04/09/2008 (11:49 pm)
Broadcasters
Rogers Communications Inc. launched its latest salvo in the contentious “fee-for-carriage” debate this morning, bluntly telling the federal broadcast regulator that domestic broadcasters “don’t deserve a handout” at the expense of consumers.
Canada’s largest cable company kicked off public hearings hosted by the Canadian Radio-television and Telecommunications Commission, which is conducting the first sweeping review of television distribution regulations in about 15 years.
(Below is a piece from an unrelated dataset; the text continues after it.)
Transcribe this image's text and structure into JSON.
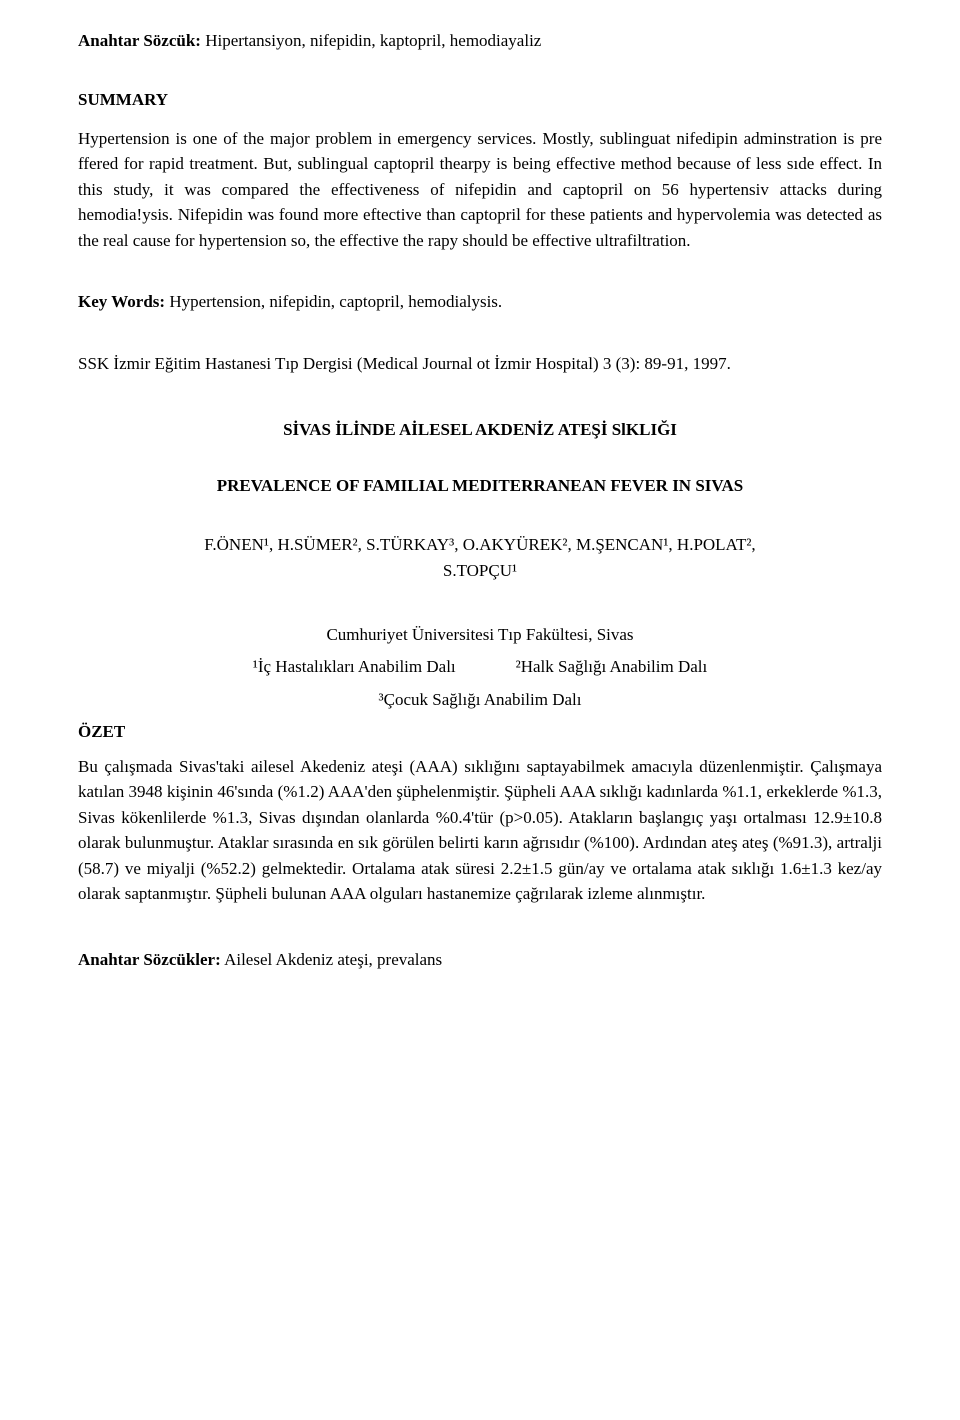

Ted Rogers, the cable giant’s president and chief executive officer, told a standing room-only crowd in a Gatineau, Que., conference centre that if broadcasters are not as profitable as they used to be, it is because of spending on American programming and billion-dollar acquisition deals.
“The commission should bear in mind that conventional broadcasters are not losing money,” Rogers said. “They are profitable.”
He points out that two of the largest broadcasters spent more than $3 billion on takeovers in recent years: the $2.3 billion acquisition of Alliance Atlantis Communications Inc. by CanWest Global Communications Corp. and U.S. investment bank Goldman Sachs & Co., and CTVglobemedia Inc.’s $1.4 billion takeover of CHUM Ltd.
In a subsequent deal, Rogers Media Inc. bought five Citytv television stations from CTVglobemedia for nearly $400 million.
“I recently spent half a billion dollars on Citytv,” Ted Rogers told commissioners. “I would not have done that if I didn’t think we could generate a profit without fee-for-carriage.”
Broadcasters, including CTV and Global, want cable and satellite companies to pay them a fee to carry their signals, arguing their industry is in "crisis" because of higher costs, slower ad growth and audience fragmentation.
Rogers Media, which also owns two OMNI television stations, operates three of the 11 over-the-air signals in Toronto. It estimates that fee for carriage, if adopted, could inflate cable bills by $5 to $10 a month.
Ted Rogers also argued that recent financial results suggest that broadcasters “don’t need a handout.”
In March, the CRTC reported that private conventional stations improved their profits, before interest and taxes, to $112.9 million in 2007 from $90.9 million a year earlier check cash advance.
That same report also found that conventional broadcasters decreased spending on Canadian programming by 1.2 per cent to $616 million in 2007, while spending on foreign programs rose 4.9 per cent to $721.9 million.
chair Konrad von Finckenstein appears somewhat sympathetic to the broadcasters’ arguments for fee-for-carriage. He suggested that if the proposal were adopted, it would likely come with “strings” to fund local programming.
“It strikes me that without fee-for-carriage, local content will be in serious danger,” von Finckenstein said.
That prompted a sharp retort from Ken Engelhart, senior vice-president of regulatory affairs with Rogers: “This has got to be the only country in the world where profitable companies can come in and ask for subsidies.”
Hearings on the future of the cable and satellite television industry are expected to last three weeks.
Amid criticism that CRTC’s agenda is too broad in scope, chair Konrad von Finckenstein sharpened the focus to five key issues. In addition to fee-for-carriage, they include the appropriate size of basic cable packages; whether there should be guaranteed access for certain domestic specialty and pay services; the potential elimination of “genre protection” rules and whether or not cable and satellite companies should have access to advertising revenues from “on-demand” services or local avails.
“This is the first broad review of BDUs (broadcast distribution undertakings) and discretionary programming services since 1993,” said von Finckenstein. “A great number of issues are at stake.”
Representatives from the Canadian Broadcasting Corp. were scheduled to present next.